Paris Notre-Dame du 2 septembre 2025
Le cardinal André Vingt-Trois était, sans mauvais jeu de mots, un homme de parole ; d’abord parce qu’il était lui-même enraciné dans la Parole de Dieu, ensuite parce qu’il ne se dédisait jamais et enfin parce qu’il était tout entier pétri de la nécessité d’annoncer la Bonne Nouvelle au monde.
Que ce soit dans ses homélies, ses textes ou encore ses prises de position médiatiques, ses déclarations étaient écoutées et même attendues, par un cercle bien plus large que celui de son seul clergé. Un charisme « prophétique » déployé lors de ses mandats comme président de la Conférence des évêques France ou à l’occasion de grands événements qui ont fait l’actualité de la France, comme les attentats de 2015, les lois bioéthiques ou l’assassinat du P. Jacques Hamel. Mgr Éric de Moulins-Beaufort, archevêque de Reims (Marne) et président de la Conférence des évêques France de 2019 à 2025, revient sur cette capacité du cardinal André Vingt-Trois à porter une parole pour le monde.
Charlotte Reynaud

Secrétaire particulier de Mgr Vingt-Trois à partir de septembre 2005 et jusqu’en septembre 2008 où j’ai été ordonné évêque, évêque auxiliaire de Paris jusqu’en octobre 2018, je retiens de lui deux choses et une troisième.

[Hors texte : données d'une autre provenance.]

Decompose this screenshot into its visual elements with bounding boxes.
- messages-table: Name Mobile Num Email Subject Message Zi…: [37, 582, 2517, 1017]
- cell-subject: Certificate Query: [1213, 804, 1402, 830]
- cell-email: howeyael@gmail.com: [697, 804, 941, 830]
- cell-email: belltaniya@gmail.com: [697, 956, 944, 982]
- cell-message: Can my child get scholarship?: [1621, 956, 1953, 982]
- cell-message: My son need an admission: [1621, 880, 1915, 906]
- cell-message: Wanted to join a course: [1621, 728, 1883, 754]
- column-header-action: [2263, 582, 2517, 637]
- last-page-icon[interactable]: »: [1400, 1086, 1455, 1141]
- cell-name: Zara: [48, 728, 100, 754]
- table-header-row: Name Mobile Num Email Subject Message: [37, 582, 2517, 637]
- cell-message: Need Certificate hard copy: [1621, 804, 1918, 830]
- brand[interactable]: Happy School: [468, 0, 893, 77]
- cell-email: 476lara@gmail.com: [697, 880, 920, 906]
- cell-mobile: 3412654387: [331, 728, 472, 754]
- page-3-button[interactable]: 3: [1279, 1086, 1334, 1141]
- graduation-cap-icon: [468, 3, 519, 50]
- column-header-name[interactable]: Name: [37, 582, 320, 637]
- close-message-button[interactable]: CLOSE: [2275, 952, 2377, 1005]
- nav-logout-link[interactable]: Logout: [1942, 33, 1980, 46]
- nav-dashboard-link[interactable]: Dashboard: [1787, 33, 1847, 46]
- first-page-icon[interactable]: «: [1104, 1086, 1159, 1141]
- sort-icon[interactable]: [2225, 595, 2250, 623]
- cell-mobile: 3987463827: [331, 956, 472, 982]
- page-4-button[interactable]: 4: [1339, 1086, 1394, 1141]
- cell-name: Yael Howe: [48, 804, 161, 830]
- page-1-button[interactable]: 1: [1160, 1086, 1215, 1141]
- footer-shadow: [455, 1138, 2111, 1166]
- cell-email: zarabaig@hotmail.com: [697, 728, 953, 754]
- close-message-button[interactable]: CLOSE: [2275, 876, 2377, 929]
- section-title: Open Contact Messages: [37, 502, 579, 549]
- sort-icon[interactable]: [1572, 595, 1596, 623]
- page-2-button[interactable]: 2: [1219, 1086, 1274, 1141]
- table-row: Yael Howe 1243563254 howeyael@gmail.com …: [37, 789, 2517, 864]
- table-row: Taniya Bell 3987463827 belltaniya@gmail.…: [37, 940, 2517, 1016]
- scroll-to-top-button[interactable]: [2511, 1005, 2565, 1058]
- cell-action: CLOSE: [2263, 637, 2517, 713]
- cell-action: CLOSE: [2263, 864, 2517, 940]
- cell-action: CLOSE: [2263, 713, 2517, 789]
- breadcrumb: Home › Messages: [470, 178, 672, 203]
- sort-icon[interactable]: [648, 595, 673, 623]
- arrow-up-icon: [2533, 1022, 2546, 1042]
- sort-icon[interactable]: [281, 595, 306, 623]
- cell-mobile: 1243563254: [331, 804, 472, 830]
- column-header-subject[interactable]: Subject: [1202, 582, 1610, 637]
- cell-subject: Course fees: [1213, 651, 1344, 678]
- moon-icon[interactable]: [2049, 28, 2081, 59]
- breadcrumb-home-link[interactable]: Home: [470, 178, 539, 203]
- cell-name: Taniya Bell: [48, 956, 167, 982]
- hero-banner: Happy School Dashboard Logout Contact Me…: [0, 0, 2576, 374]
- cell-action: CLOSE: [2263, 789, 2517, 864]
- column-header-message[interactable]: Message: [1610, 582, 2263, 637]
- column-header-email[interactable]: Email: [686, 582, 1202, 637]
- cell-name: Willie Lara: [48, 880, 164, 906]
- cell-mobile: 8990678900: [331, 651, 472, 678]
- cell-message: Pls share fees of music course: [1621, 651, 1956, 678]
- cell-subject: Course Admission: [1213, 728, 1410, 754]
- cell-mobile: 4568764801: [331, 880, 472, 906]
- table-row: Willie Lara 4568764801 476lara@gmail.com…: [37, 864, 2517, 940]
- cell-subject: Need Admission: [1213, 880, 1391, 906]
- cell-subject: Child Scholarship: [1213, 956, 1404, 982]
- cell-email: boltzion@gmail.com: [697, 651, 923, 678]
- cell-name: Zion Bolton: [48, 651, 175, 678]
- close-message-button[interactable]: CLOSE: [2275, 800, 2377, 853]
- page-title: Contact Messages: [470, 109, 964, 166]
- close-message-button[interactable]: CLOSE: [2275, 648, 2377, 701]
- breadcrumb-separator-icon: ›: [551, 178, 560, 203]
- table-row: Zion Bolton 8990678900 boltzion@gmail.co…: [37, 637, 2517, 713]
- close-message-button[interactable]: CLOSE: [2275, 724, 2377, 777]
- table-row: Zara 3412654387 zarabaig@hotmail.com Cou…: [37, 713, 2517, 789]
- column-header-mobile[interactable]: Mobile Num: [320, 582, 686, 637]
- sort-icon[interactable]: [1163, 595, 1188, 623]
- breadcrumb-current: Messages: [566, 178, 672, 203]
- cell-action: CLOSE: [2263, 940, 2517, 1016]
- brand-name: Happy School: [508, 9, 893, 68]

Avant tout, j’ai découvert en lui peu à peu un immense détachement de lui-même. Assez rapidement, j’ai été impressionné par le peu de souci qu’il avait de l’image qu’il pouvait projeter. Revenant à Paris après sept années d’épiscopat à Tours qui l’avaient comblé, il s’était découvert plus fatigable qu’il ne le pensait. Il veillait donc à se ménager, non par goût du confort ou par crainte, tout entier par sens des responsabilités. Il quittait rapidement les réunions et, plus vite encore, les dîners, il ne cherchait pas à séduire. Il lisait beaucoup, surtout des essais sur la vie politique et sociale, des revues comme Le Débat ou Commentaires, parfois des ouvrages de théologie, et surtout il priait et réfléchissait. Son détachement de son image venait, j’en suis convaincu, de sa prière, de sa contemplation du Christ Jésus, de sa méditation de la parole de Dieu. Il avait, ancrée en lui, la conviction qu’il exprimait, sous une forme ou sous une autre, aux moments graves ou moins graves, que le Seigneur Jésus avait sauvé le monde, que cette tâche-là était accomplie et ne dépendait pas de nous. D’où, pour une part, son style, sa manière d’être un peu impénétrable, son immense pudeur dans l’expression de ses sentiments. Il y avait là sans doute une part de caractère, mais beaucoup de détachement de soi par une vertu acquise, désirée et demandée. Il n’était pas très prolixe en remerciements, et certains ont pu sans doute en être déçus, mais sa réserve parfois étonnante ne cachait pas tout à fait la grande affection qu’il avait pour les personnes. C’était particulièrement vrai des prêtres qu’il connaissait étonnement bien, ayant été prêtre de Paris, formateur au séminaire Saint-Sulpice d’Issy-les-Moulineaux, responsable des vocations et de la formation. Cela valait pour d’autres personnes sans qu’il croie nécessaire de le manifester beaucoup. Lui-même n’attendait guère de retour et tout geste ou parole de gratitude l’émouvait beaucoup. D’où la liberté en fait de sa parole, et aussi sa justesse : elle était mesurée, mais attendue, parce que pertinente, rarement convenue, souvent décalée par rapport aux attentes et pourtant s’imposant par une sorte d’évidence.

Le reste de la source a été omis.